Banda larga, serve un aggregatore sul territorio

Il divario digitale si supera con una sintesi fra analisi delle necessità finanziarie e del contesto infrastrutturale. Le associazioni territoriali di Confindustria possono essere i soggetti deputati a farla meglio.

Una sintesi di cosa significhi investire in banda larga e di come farlo partendo dal territorio l’ha offerta oggi Gabriele Galateri di Genola.

Intervenendo a Brescia al convegno “SummIt 2010, col ferro e col silicio“, organizzato dall’Associazione Industriale Bresciana e dal Csmt, il Presidente del Comitato Banda Larga di Confindustria ha spiegato che la presenza sul territorio e sui distretti è necessaria, in quanto può far affrontare, insieme, due temi: quello delle infrastrutture abilitanti, mediando fra pubblico e privato, e quello della promozione dei servizi digitali.

«Il digitale non è un’opzione, ma una necessità – ha detto a 01net – e gli utilizzi al momento, specie nelle Pmi, sono elementari. Serve invece svilupparne l’uso nelle fasi di produzione». Ma anche il commercio elettronico non è opzionale: «è in espansione ovunque nel mondo e il sistema Italia non può permettersi di rimanere indietro».

Galateri di Genola ha riassunto le proposte del progetto partito lo scorso anno e che lo vede coinvolto in prima persona, che vertono sia su policy (ne sono state delineate 12), sia su azioni concrete (70).

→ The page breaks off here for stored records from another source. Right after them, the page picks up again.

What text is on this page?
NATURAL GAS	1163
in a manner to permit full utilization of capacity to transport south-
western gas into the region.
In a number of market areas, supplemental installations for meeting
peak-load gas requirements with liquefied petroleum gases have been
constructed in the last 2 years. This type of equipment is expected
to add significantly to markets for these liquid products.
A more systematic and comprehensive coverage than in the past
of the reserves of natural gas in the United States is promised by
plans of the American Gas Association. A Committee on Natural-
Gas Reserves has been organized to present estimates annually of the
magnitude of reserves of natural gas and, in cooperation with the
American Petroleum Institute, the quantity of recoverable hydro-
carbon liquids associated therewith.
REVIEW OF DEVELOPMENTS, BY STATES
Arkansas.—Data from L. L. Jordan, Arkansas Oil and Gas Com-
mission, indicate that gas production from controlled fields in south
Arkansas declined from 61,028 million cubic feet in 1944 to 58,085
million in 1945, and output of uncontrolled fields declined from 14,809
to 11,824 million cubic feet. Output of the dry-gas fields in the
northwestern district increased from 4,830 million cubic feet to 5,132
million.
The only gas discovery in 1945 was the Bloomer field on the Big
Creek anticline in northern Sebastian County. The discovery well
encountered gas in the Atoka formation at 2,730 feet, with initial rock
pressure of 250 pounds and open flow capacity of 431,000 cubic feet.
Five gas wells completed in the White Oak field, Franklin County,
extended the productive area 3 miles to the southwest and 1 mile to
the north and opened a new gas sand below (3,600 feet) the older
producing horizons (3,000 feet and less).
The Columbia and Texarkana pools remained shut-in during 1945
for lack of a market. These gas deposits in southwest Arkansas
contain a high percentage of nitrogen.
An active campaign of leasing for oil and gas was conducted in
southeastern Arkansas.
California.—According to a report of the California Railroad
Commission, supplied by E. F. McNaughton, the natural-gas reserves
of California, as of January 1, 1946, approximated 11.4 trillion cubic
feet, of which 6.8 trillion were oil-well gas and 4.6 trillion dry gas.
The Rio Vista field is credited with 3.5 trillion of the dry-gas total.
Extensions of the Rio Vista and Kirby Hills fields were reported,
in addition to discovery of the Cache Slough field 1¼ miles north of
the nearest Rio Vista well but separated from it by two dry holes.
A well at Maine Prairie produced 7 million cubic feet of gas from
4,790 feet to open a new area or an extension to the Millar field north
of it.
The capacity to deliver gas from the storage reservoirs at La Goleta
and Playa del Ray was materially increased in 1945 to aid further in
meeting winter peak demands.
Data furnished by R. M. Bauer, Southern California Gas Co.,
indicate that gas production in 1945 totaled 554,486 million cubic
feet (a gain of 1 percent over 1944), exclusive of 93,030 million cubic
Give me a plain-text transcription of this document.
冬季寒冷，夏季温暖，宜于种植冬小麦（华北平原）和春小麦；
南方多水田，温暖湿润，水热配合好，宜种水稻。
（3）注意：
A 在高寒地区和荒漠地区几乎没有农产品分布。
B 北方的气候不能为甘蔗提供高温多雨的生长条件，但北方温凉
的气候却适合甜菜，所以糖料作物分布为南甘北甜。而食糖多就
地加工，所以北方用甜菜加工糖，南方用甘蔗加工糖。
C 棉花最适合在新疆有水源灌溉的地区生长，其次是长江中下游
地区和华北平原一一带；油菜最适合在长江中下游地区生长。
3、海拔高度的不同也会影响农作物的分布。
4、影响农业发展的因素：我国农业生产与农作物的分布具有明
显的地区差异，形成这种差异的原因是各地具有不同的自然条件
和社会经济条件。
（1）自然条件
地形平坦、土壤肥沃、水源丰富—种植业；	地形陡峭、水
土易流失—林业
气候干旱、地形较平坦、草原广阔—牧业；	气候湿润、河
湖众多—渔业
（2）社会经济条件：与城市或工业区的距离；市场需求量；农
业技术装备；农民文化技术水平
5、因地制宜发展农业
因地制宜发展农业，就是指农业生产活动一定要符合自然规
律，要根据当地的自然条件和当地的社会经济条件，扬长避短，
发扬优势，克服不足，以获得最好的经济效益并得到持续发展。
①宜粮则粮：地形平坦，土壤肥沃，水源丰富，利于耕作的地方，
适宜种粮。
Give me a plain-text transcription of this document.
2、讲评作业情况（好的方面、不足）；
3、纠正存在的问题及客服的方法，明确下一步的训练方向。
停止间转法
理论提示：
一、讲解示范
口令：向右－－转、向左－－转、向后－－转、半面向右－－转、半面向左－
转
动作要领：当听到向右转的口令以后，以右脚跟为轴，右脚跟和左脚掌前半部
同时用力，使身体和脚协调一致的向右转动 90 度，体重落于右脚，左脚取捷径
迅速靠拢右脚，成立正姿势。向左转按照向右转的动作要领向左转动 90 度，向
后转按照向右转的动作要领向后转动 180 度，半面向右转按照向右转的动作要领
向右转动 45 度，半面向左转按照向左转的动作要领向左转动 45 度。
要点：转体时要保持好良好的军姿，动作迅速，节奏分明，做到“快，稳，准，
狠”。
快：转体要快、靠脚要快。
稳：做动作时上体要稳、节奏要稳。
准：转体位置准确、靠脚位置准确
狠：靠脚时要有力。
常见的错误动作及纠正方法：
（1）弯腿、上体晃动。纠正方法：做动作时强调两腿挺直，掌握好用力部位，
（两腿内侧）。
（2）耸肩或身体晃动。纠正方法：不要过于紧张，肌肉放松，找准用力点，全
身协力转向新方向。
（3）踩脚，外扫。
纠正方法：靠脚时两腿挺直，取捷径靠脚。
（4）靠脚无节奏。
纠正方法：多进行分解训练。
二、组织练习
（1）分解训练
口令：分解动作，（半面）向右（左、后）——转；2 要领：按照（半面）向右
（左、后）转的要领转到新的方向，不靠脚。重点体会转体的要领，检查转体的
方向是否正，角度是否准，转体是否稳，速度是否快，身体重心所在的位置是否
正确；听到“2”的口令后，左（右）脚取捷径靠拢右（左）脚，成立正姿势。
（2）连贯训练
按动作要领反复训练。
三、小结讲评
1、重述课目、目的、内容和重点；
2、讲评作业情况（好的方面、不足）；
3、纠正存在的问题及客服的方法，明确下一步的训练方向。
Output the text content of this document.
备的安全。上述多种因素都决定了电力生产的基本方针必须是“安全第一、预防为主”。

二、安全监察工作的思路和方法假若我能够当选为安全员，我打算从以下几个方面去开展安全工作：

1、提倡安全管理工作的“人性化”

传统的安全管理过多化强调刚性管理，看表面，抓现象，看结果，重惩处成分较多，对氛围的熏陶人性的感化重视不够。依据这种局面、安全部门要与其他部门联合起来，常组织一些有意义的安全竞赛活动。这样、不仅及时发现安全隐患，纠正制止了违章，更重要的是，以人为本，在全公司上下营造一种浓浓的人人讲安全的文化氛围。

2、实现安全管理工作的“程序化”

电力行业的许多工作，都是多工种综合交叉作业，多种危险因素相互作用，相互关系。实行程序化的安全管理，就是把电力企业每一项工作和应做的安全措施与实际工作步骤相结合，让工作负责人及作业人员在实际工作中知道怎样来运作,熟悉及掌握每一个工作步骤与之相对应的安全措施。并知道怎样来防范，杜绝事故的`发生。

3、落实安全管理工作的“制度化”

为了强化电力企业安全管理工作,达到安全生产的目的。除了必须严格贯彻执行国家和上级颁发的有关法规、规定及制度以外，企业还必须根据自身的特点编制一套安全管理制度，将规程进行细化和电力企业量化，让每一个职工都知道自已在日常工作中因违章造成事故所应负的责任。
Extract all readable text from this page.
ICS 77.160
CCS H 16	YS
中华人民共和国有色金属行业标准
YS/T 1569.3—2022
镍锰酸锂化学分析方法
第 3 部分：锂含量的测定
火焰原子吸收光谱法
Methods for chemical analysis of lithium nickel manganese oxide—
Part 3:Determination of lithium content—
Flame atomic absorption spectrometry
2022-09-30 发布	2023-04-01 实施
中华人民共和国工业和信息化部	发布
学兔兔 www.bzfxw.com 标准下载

Gli stimoli sono indirizzati a tutti: Governo, cittadini (e qui ha ricordato come la percezione della banda larga livello popolare sia ormai un dato di fatto) e Regioni.

Proprio il fronte regionale, ossia territoriale, anche alla luce dei recenti passi indietro sul fronte governativo relativamente agli incentivi, può essere la chiave di volta per trovare uno sviluppo praticabile.

Per superare il divario digitale e portare la banda larga sul territorio, ha spiegato Galateri di Genola, ci sono due strade: il miglioramento della situazione finanziaria delle aree in cui servono investimenti o quello del contesto.

Nel primo caso le risorse possono essere di natura pubblica (con un modello definito “scozzese“, ossia di un intervento sufficiente a rendere l’investimento produttivo), privata o mista.
Nel secondo si deve optare per infrastrutture di proprietà pubblica o realizzate in concessione.
Ma le forme di intervento non sono mutuamente esclusive.

Per valutarle e sceglierle adeguatamente serve un soggetto aggregatore, che sappia raccogliere le esigenze del territorio e che  promuova l’iniziativa verso le istituzioni, pubbliche e private, sempre del territorio.
E le associazioni territoriali di Confindustria sono per Galateri di Genola pienamente idonee allo scopo.

Il focus regionale, allora è la soluzione: «stiamo realizzando un rapporto focalizzato sulle Regioni – ha detto – approfondendo lo stato dell’arte delle infrastrutture e dei servizi digitali, individuando i casi di successo che possono costituire modelli replicabili. E completata l’analisi di benchmark delle infrastrutture e servizi presenti in ogni Regione potremo consultarci con le associazioni territoriali, coordinate dalle Confindustrie Regionali, per discurere le proposte di policy più idonee per le esigenze delle imprese».

Ha ricordato, poi, come in collaborazione con Aldo Bonomi, vicepresidente per le Politiche territoriali, si sta realizzanto un’iniziativa per l’abbattimento del digital divide nei distretti industriali (insieme ad Assinform, Csit e Asstel). Sono stati individuati dieci distretti campione su cui intervenire, fra cui ha citato quello di Lumezzane, che ha una copertura Adsl del 93%, per trovare collaborazioni pubblico-privato che colmino il divario residuale.

Infine ha sottolineato come Confindustria ritenga fondamentale realizzare entro il 2015 il completo superamento del divario digitale, garantendo una copertura a 20 Mb su tutto il territorio e ultrabroadband per centri urbani e aree a forte concentrazione industriale, completando anche la digitalizzazione della Pa.